Television production has been cascading compression ever since composite signals went onto videotape. The signal is played back, decoded, and then if videotaped again it is encoded and re-recorded. When the second version is played back, there is an inevitable generation loss. Video production and post-production has always lived with generational losses, but they have always been seen as a necessary evil, and as something to be managed and kept to a minimum.

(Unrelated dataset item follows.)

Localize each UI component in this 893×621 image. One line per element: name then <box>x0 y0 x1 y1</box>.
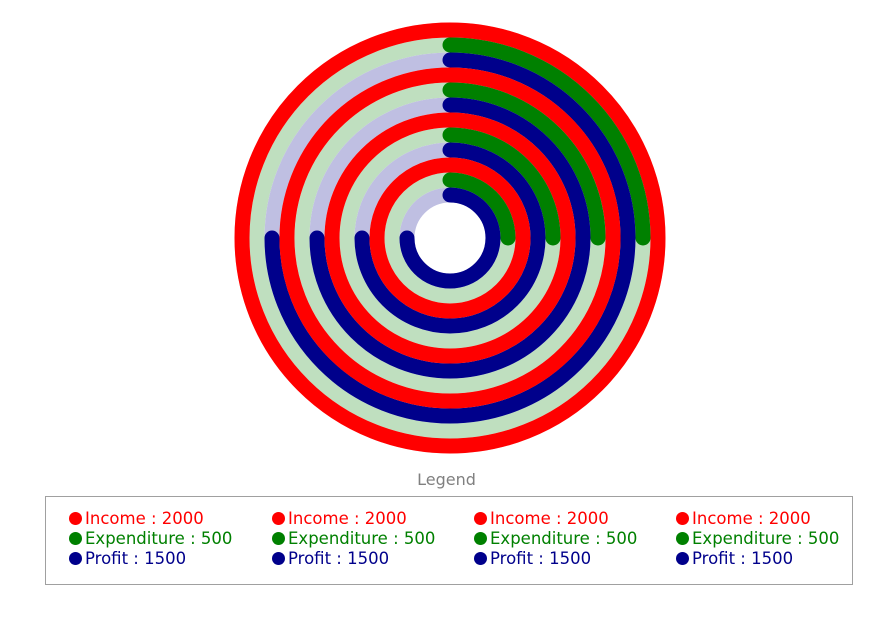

The particular issue for managing cascaded digital compression systems is the unpredictability of results. Broadcasters knew how many generations of BetaSP or Digibeta could be produced before visible impairments were highly likely. The problem with cascading today’s JPEG2000 compression into tomorrow’s whoknowswhat compression is that we have no idea about the probability of visible impairment, and also no idea of the probable fragility of the result of the cascade. So the principle of do no harm is at risk when cascading disparate compression methods, and the risk increases with every repetition of the process

Best Practice for dealing with a compressed master:

  • Clone what arrives at the archive (keep the original)
  • If what arrives at an archive is lower quality than somewhere higher up the production change, investigate access to an archive version made earlier; this step particularly applies to broadcasting – and to film archives faced with DCP files
  • Remove all encryption and copy protection constraints (if possible)
  • Make an access copy from the clone, in the current access format
  • Make a new access copy (from the clone) when a new access format become current
  • Eventually migrate the clone, when the original codec is obsolete. If the original is uncompressed it will NEVER need to be re-coded, though it may need to be re-wrapped to suit whatever a ‘file’ is in the future
  • Migration to another compressed version (because of obsolescence of the original codec) will be a cascade of different types of compression – as discussed, this is best avoided! My fearless prediction is that after 2023 there will be no economic incentive for such a cascade of compressions – because storage will be so cheap ($5 per terabyte max, probably under $1 per terabyte)
  • Just possibly emulation (of the original system running the codec) could be used to continue to decode the clone into the indefinite future

My conclusion: compression is not here to stay – it is here to be managed. The next migration will dispense with the issue by migrating away from compressed to lovely, stable uncompressed video.